The film conveys George’s frustration as being the lead guitarist to the Beatle’s two domineering writers, John Lennon and McCartney.  In the beginning Harrison’s songwriting talent was undeveloped, but it blossomed over time (being in the company of Lennon and McCartney could not have hurt) but he had a tough time getting his less commercial songs on Beatle albums.  He smashed one hit out of the park with Something.  In the second half of the film, an interviewee suggests that although this classic Harrison composition is about a woman, it could just as easily have been about his close relationship with God.

Part two of the film, the post-Beatle half, devotes much more time to George’s original music as well as to his spirituality.  This was the half where I caught myself nodding out on several occasions.  Yet, whenever he or Ravi Shankar began strumming a sitar, I quickly regained consciousness.

The more controversial areas of George’s life including his philandering and his recreational drug abuse were downplayed.  Olivia skirts the topic of his indiscretions.  It was clearly a painful topic for her, but she answers her own question when she herself asks the secret to a lasting marriage:

Olivia: You don’t get divorced.

A glaring omission was not mentioning that George lost a major copyright infringement suit that lingered for years.  A judge ruled against him when it was deemed that he subconsciously plagiarized the Chiffon’s He’s so Fine when he wrote My Sweet Lord.  Milton and I are both deaf to the similarities.

What we also found baffling was why the filmmakers were so coy about the specific cancer that led to George’s death in 2001.  He was seen smoking cigarettes throughout the film and was diagnosed with throat cancer in 1997.  The subject of his cancer from the initial diagnosis through where he traveled for treatment was downplayed. Yet, it is mentioned that his cancer was in remission when an intruder attacked him in his home on New Year’s Eve 1999.  Dhani, George and Olivia’s only child, eludes that the stress of that brutal attack may have expedited his father’s death.  I am sure that that attack did not help George recover, but I am also sure that smoking a few packs for 30 or 40 years may have also contributed significantly to his passing.  Why not be straightforward about that?  I don’t think this film was funded by Philip Morris.

As we left the theater Milton observed:

Milton: I feel like I was lied to but in a very clever way.

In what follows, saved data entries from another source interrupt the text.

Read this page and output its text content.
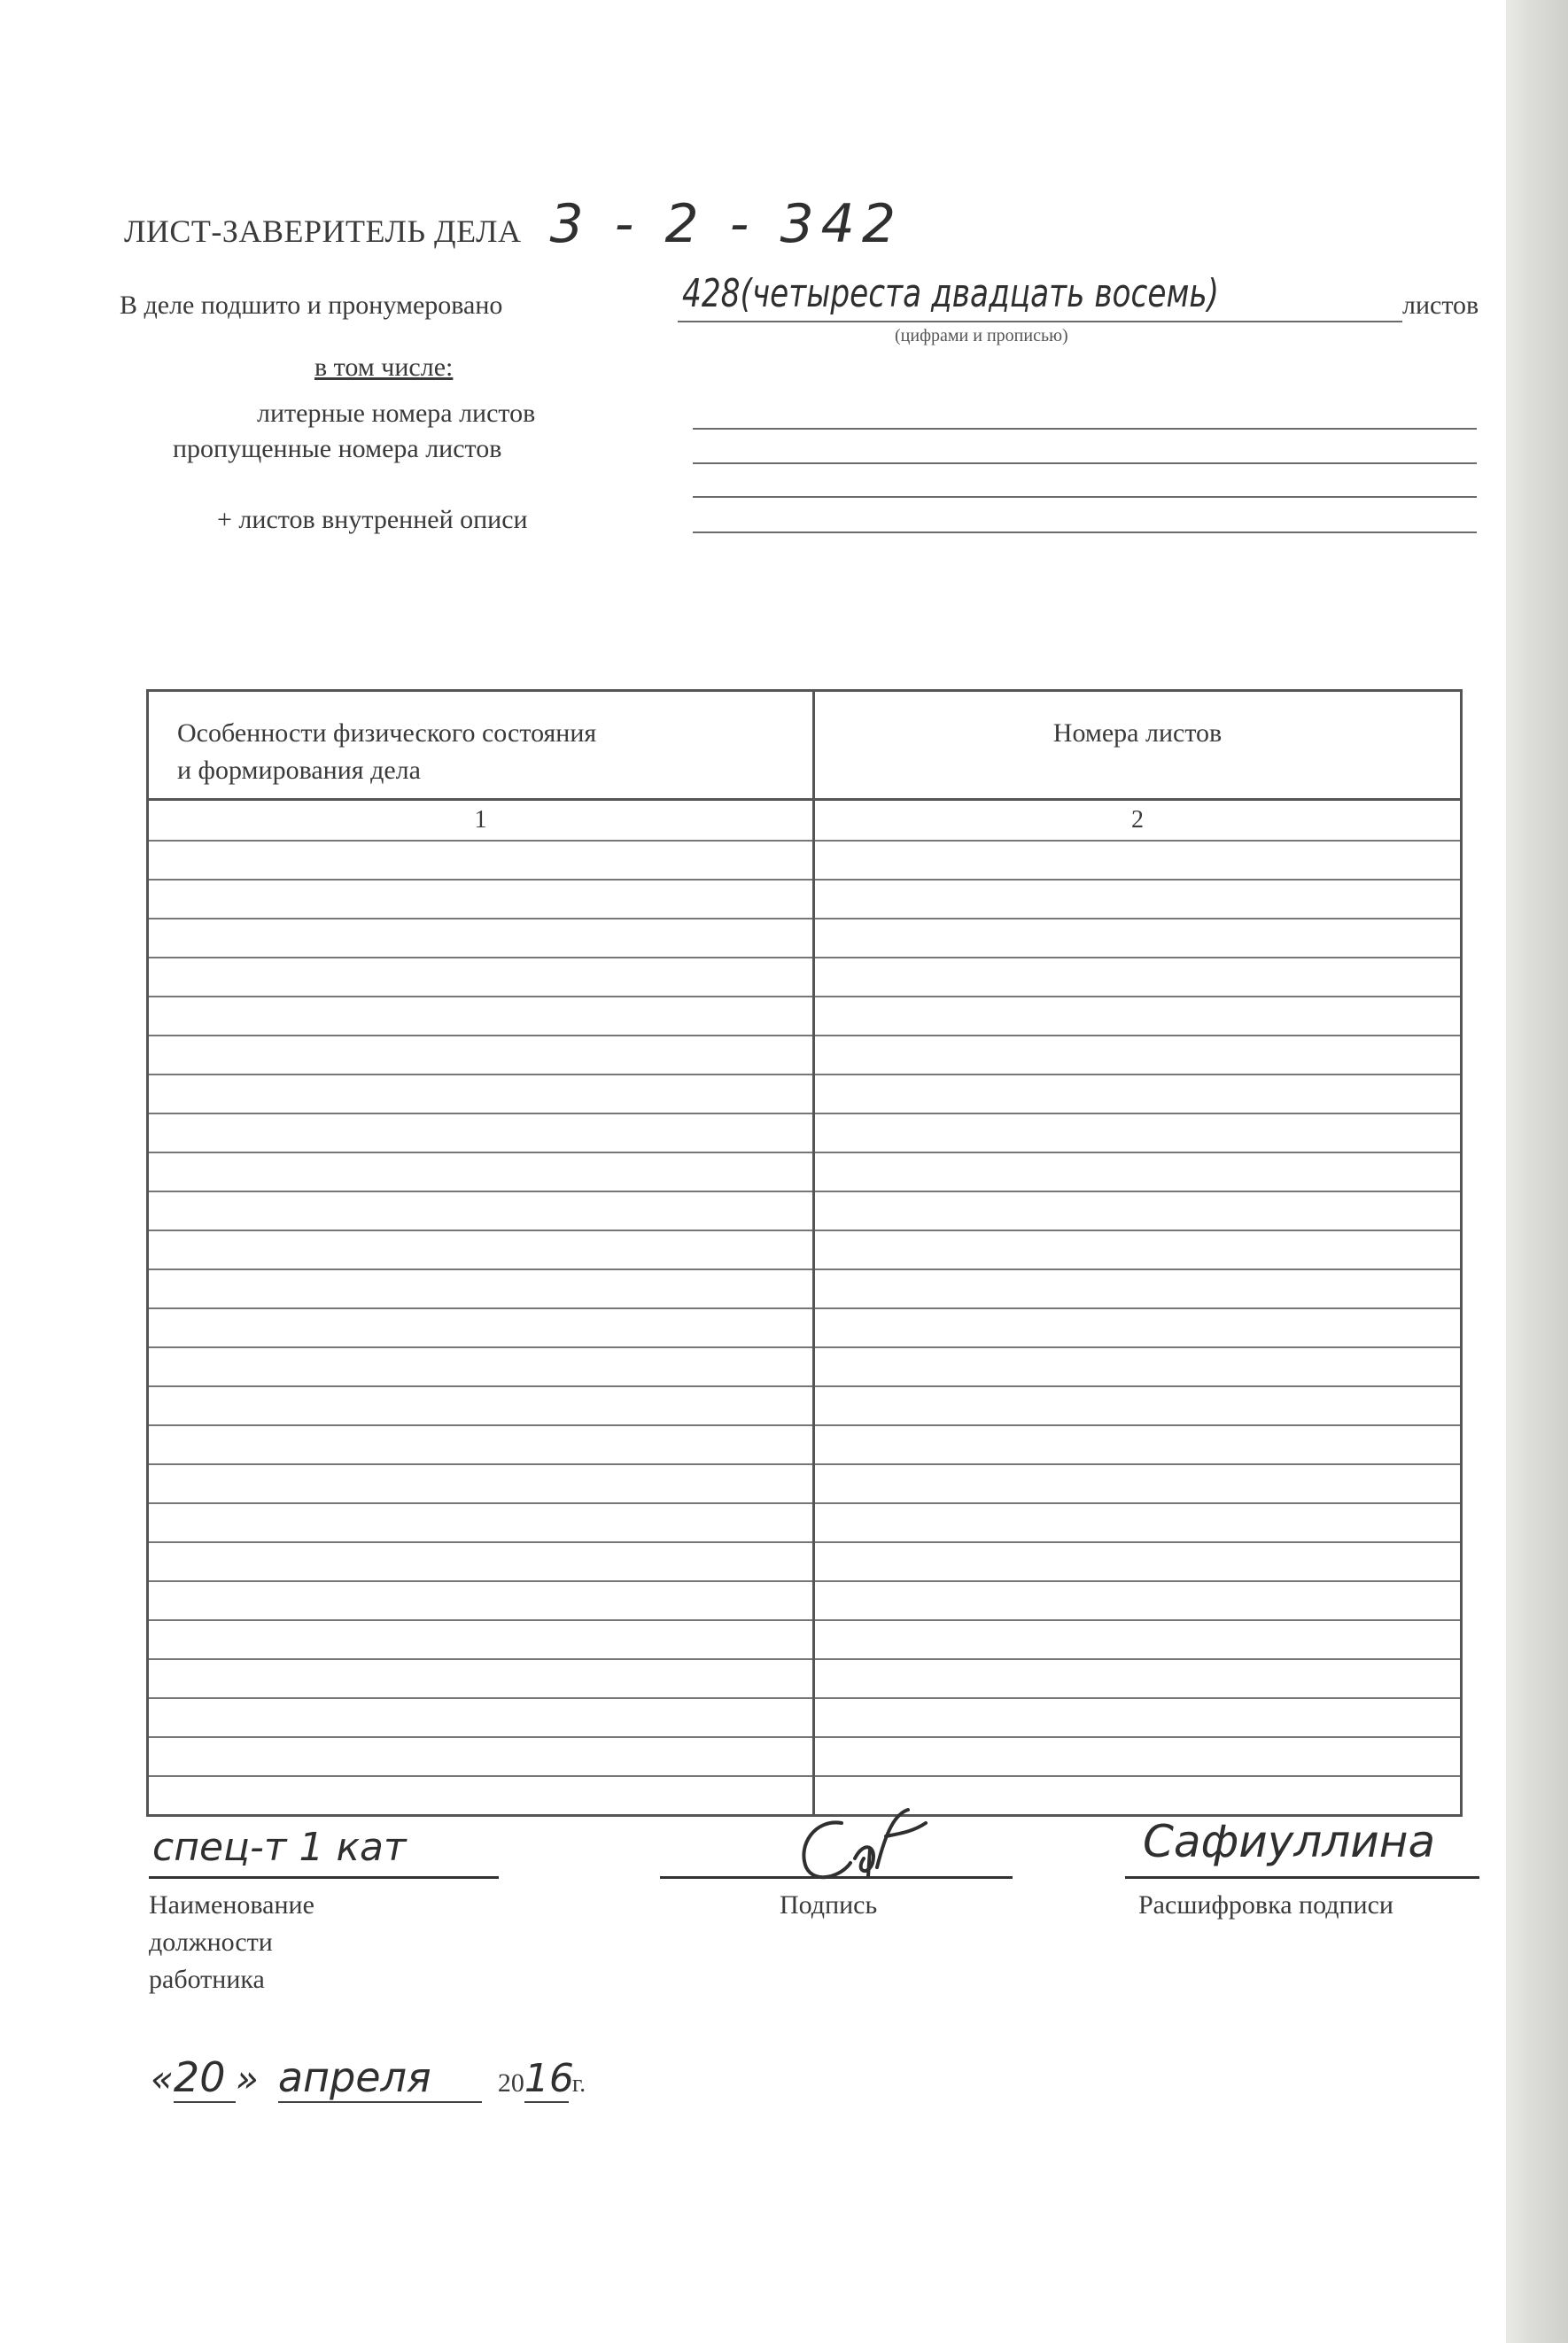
ЛИСТ-ЗАВЕРИТЕЛЬ ДЕЛА 3 - 2 - 342
В деле подшито и пронумеровано	428(четыреста двадцать восемь)	листов
(цифрами и прописью)
в том числе:
литерные номера листов
пропущенные номера листов
+ листов внутренней описи
Особенности физического состояния
и формирования дела	Номера листов

1	2

спец-т 1 кат
Наименование
должности
работника
Подпись
Сафиуллина
Расшифровка подписи
«20 » апреля	2016г.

Overall, this film is very entertaining, but there are gaps in the narrative.  As for Weirdo, she left her seat at intermission and did not return.  Maybe Krishna or possibly George himself interceded on my behalf.

Forbidden panel discussion iPhone photo that nearly got Milton handed his head on a plate by a watchdog usher. Left to right producer Nigel Sinclair, Olivia Harrison, Martin Scorsese, Margaret Bodde, David Tedeschi, and moderator Scott Foundas. Note woman in foreground wearing Sgt. Pepper-ette collection coat.